Brexit amounts to a “trashing” of Britain’s interests and history, David Miliband said today in another outspoken intervention.
The former foreign secretary also suggested Theresa May was “mad” to trigger article 50 before her government had drawn up a credible plan for how Britain would respond to its departure from the EU.
Miliband, who lost out to his brother, Ed in the Labour leadership contest in 2010, also described his incredulity that Britain would be the first nation to take advantage of the provisions to leave the bloc, which were included in the Lisbon Treaty, the European document which is similar to a constitution and was ratified in 2008.
The ex-MP, who is now chief executive of the New York-based International Rescue charity, spoke out on his return to Britain to promote his new book about the refugee crisis. His blunt interview came in a week when the Commons began to debate the EU withdrawal bill and as May tries to pass a law committing to complete Brexit by March 2019. Labour has described the bill as a “gimmick”.

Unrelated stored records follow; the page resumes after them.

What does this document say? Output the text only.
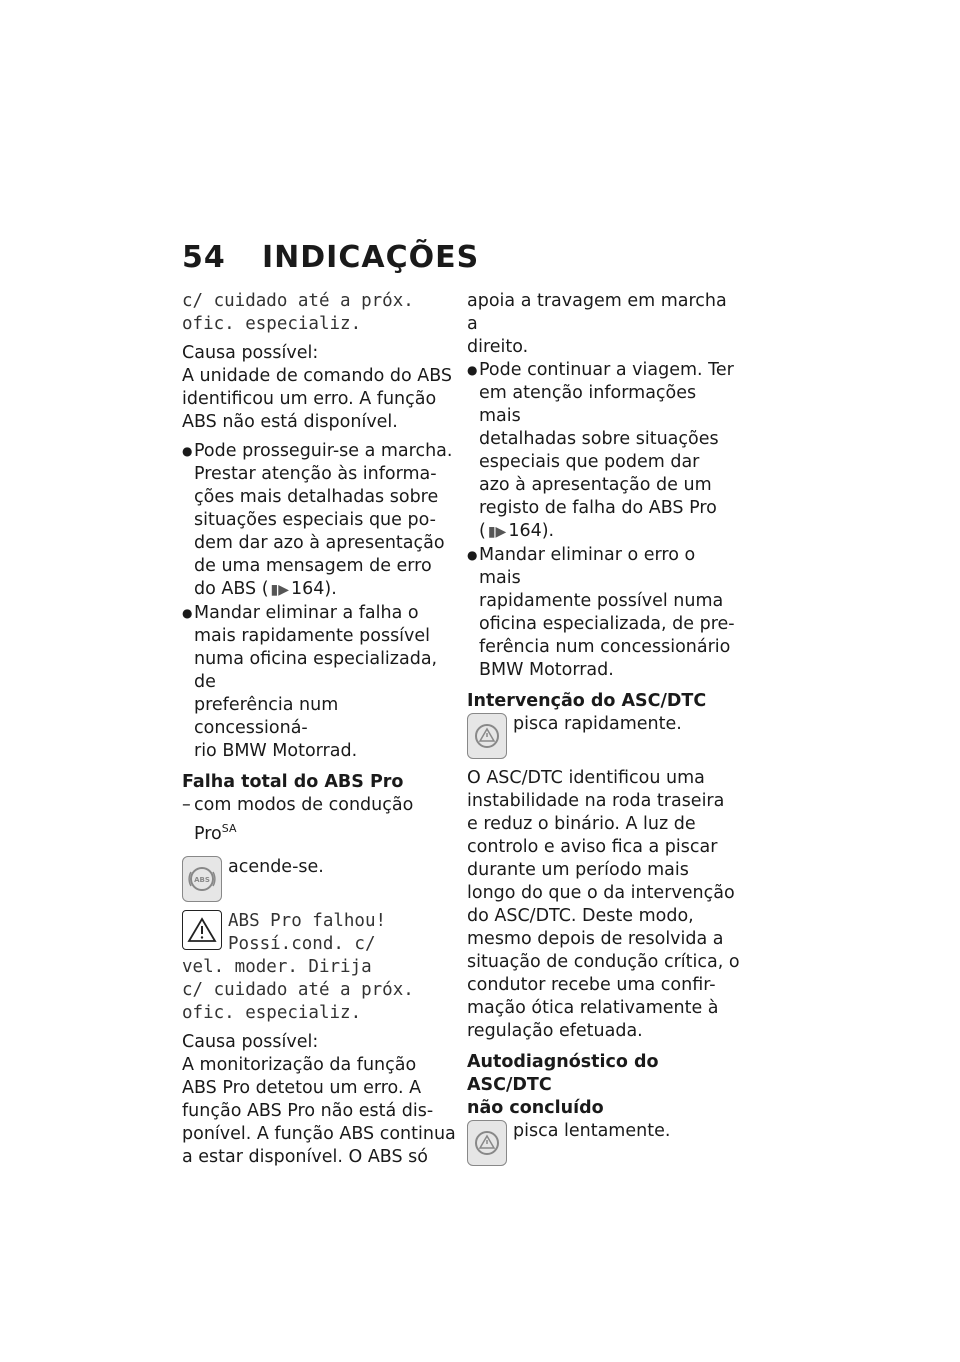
54 INDICAÇÕES
c/ cuidado até a próx.
ofic. especializ.
Causa possível:
A unidade de comando do ABS
identificou um erro. A função
ABS não está disponível.
● Pode prosseguir-se a marcha.
Prestar atenção às informa-
ções mais detalhadas sobre
situações especiais que po-
dem dar azo à apresentação
de uma mensagem de erro
do ABS ( ▮▶ 164).
● Mandar eliminar a falha o
mais rapidamente possível
numa oficina especializada, de
preferência num concessioná-
rio BMW Motorrad.
Falha total do ABS Pro
– com modos de condução
Pro$^{SA}$
ABS
acende-se.
ABS Pro falhou!
Possí.cond. c/
vel. moder. Dirija
c/ cuidado até a próx.
ofic. especializ.
Causa possível:
A monitorização da função
ABS Pro detetou um erro. A
função ABS Pro não está dis-
ponível. A função ABS continua
a estar disponível. O ABS só
apoia a travagem em marcha a
direito.
● Pode continuar a viagem. Ter
em atenção informações mais
detalhadas sobre situações
especiais que podem dar
azo à apresentação de um
registo de falha do ABS Pro
( ▮▶ 164).
● Mandar eliminar o erro o mais
rapidamente possível numa
oficina especializada, de pre-
ferência num concessionário
BMW Motorrad.
Intervenção do ASC/DTC
pisca rapidamente.
O ASC/DTC identificou uma
instabilidade na roda traseira
e reduz o binário. A luz de
controlo e aviso fica a piscar
durante um período mais
longo do que o da intervenção
do ASC/DTC. Deste modo,
mesmo depois de resolvida a
situação de condução crítica, o
condutor recebe uma confir-
mação ótica relativamente à
regulação efetuada.
Autodiagnóstico do ASC/DTC
não concluído
pisca lentamente.
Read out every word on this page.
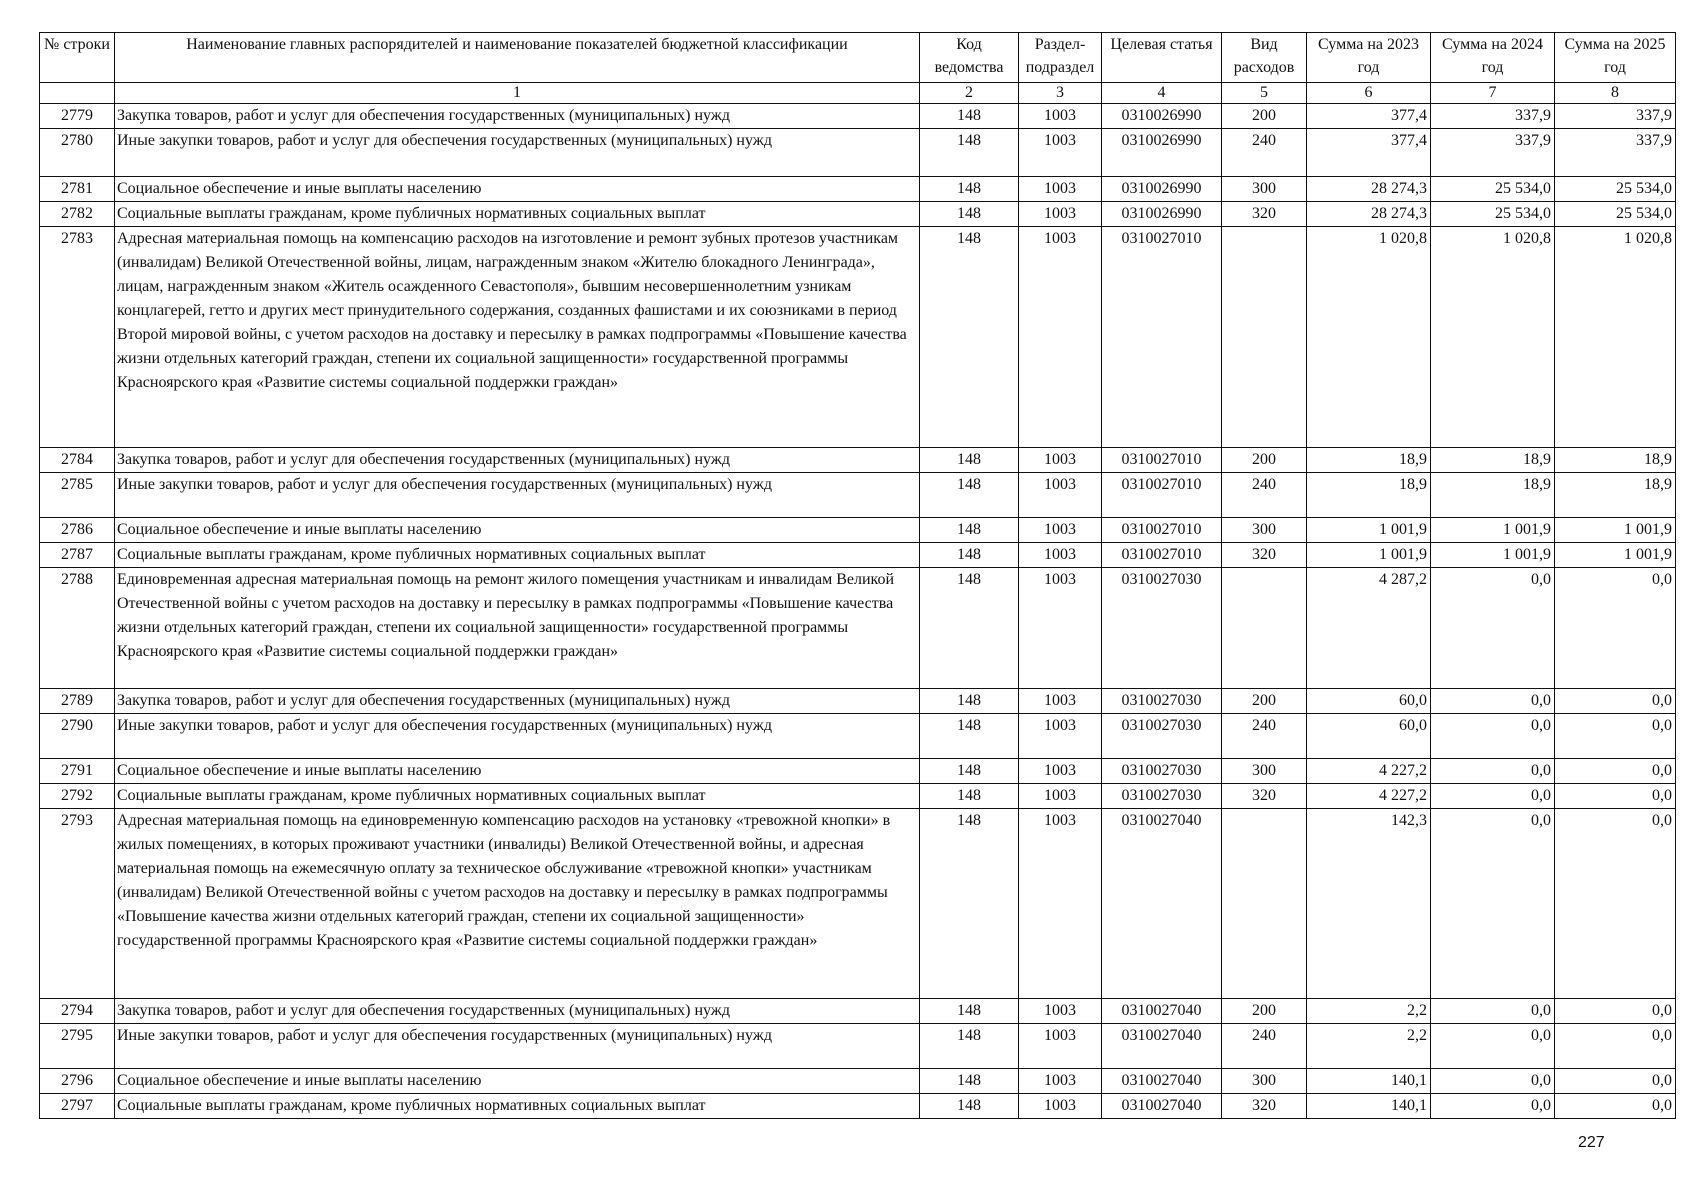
№ строки	Наименование главных распорядителей и наименование показателей бюджетной классификации	Код ведомства	Раздел-подраздел	Целевая статья	Вид расходов	Сумма на 2023 год	Сумма на 2024 год	Сумма на 2025 год
	1	2	3	4	5	6	7	8
2779	Закупка товаров, работ и услуг для обеспечения государственных (муниципальных) нужд	148	1003	0310026990	200	377,4	337,9	337,9
2780	Иные закупки товаров, работ и услуг для обеспечения государственных (муниципальных) нужд	148	1003	0310026990	240	377,4	337,9	337,9
2781	Социальное обеспечение и иные выплаты населению	148	1003	0310026990	300	28 274,3	25 534,0	25 534,0
2782	Социальные выплаты гражданам, кроме публичных нормативных социальных выплат	148	1003	0310026990	320	28 274,3	25 534,0	25 534,0
2783	Адресная материальная помощь на компенсацию расходов на изготовление и ремонт зубных протезов участникам (инвалидам) Великой Отечественной войны, лицам, награжденным знаком «Жителю блокадного Ленинграда», лицам, награжденным знаком «Житель осажденного Севастополя», бывшим несовершеннолетним узникам концлагерей, гетто и других мест принудительного содержания, созданных фашистами и их союзниками в период Второй мировой войны, с учетом расходов на доставку и пересылку в рамках подпрограммы «Повышение качества жизни отдельных категорий граждан, степени их социальной защищенности» государственной программы Красноярского края «Развитие системы социальной поддержки граждан»	148	1003	0310027010		1 020,8	1 020,8	1 020,8
2784	Закупка товаров, работ и услуг для обеспечения государственных (муниципальных) нужд	148	1003	0310027010	200	18,9	18,9	18,9
2785	Иные закупки товаров, работ и услуг для обеспечения государственных (муниципальных) нужд	148	1003	0310027010	240	18,9	18,9	18,9
2786	Социальное обеспечение и иные выплаты населению	148	1003	0310027010	300	1 001,9	1 001,9	1 001,9
2787	Социальные выплаты гражданам, кроме публичных нормативных социальных выплат	148	1003	0310027010	320	1 001,9	1 001,9	1 001,9
2788	Единовременная адресная материальная помощь на ремонт жилого помещения участникам и инвалидам Великой Отечественной войны с учетом расходов на доставку и пересылку в рамках подпрограммы «Повышение качества жизни отдельных категорий граждан, степени их социальной защищенности» государственной программы Красноярского края «Развитие системы социальной поддержки граждан»	148	1003	0310027030		4 287,2	0,0	0,0
2789	Закупка товаров, работ и услуг для обеспечения государственных (муниципальных) нужд	148	1003	0310027030	200	60,0	0,0	0,0
2790	Иные закупки товаров, работ и услуг для обеспечения государственных (муниципальных) нужд	148	1003	0310027030	240	60,0	0,0	0,0
2791	Социальное обеспечение и иные выплаты населению	148	1003	0310027030	300	4 227,2	0,0	0,0
2792	Социальные выплаты гражданам, кроме публичных нормативных социальных выплат	148	1003	0310027030	320	4 227,2	0,0	0,0
2793	Адресная материальная помощь на единовременную компенсацию расходов на установку «тревожной кнопки» в жилых помещениях, в которых проживают участники (инвалиды) Великой Отечественной войны, и адресная материальная помощь на ежемесячную оплату за техническое обслуживание «тревожной кнопки» участникам (инвалидам) Великой Отечественной войны с учетом расходов на доставку и пересылку в рамках подпрограммы «Повышение качества жизни отдельных категорий граждан, степени их социальной защищенности» государственной программы Красноярского края «Развитие системы социальной поддержки граждан»	148	1003	0310027040		142,3	0,0	0,0
2794	Закупка товаров, работ и услуг для обеспечения государственных (муниципальных) нужд	148	1003	0310027040	200	2,2	0,0	0,0
2795	Иные закупки товаров, работ и услуг для обеспечения государственных (муниципальных) нужд	148	1003	0310027040	240	2,2	0,0	0,0
2796	Социальное обеспечение и иные выплаты населению	148	1003	0310027040	300	140,1	0,0	0,0
2797	Социальные выплаты гражданам, кроме публичных нормативных социальных выплат	148	1003	0310027040	320	140,1	0,0	0,0
227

Today Miliband told BBC Radio FiveLive that Britain was rejecting its own humanitarian values by pursuing Brexit.
“In respect of refugees that it was Western statesmen and women who ensured that after the second world war there were any rights for refugees, which never existed before. If we trash that history by either withdrawing from the world or by withdrawing our support for those who are victims of conflict, we’re actually trashing our interests as well as our own values and I think that’s very dangerous,” he said.
When asked by host Emma Barnett is Brexit could be seen as “trashing” that history, he responded: “Well I think Brexit, by definition is trashing the history of the last 40 years, I think it is putting at severe risk many of the gains. I see Brexit as an act of unilateral political disarmament. It’s the greatest giveaway of political power that a country has voluntarily ever done, because we are ceding our position at the table with 27 other countries.”
Last week Miliband said Brexit represented an “humiliation” for Britain. The day after the referendum Jeremy Corbyn for article 50 to be triggered immediately although he later distanced himself from that view. May ultimately sent the formal letter to the EU in March this year.
Miliband criticised the pace at which May had operated, saying: “In 2008 [or] 2009, when parliament passed the Lisbon Treaty that’s where article 50 appeared, and I remember at the time in the foreign office we looked at this article and for the first time ever the European Union had made provision for a country to leave.
“Never in my wildest dreams did I expect it to be Britain that was the country that was going to leave but what I do remember having a conversation about is, you’d have to be mad to trigger article 50 until you’re absolutely sure what your game plan is to get out. As once you’ve triggered it, you hand all your cards over to the European Union.”
Asked if it was a “mad move” to have triggered it, Miliband said “It was ridiculously premature, it was dangerously premature to hand over that. We should never have triggered article 50 until we were absolutely clear what kind of Brexit we were going to negotiate. Not least.. the prime minister then called another election – that wasted another six or seven weeks that could have been devoted to it. We knew that there was a German election in September, we knew there was a French election in May. There was never going to be the kind of cohesion or focus that would have allowed for progress, I think it was a desperately dangerous gamble and so it’s been proved.”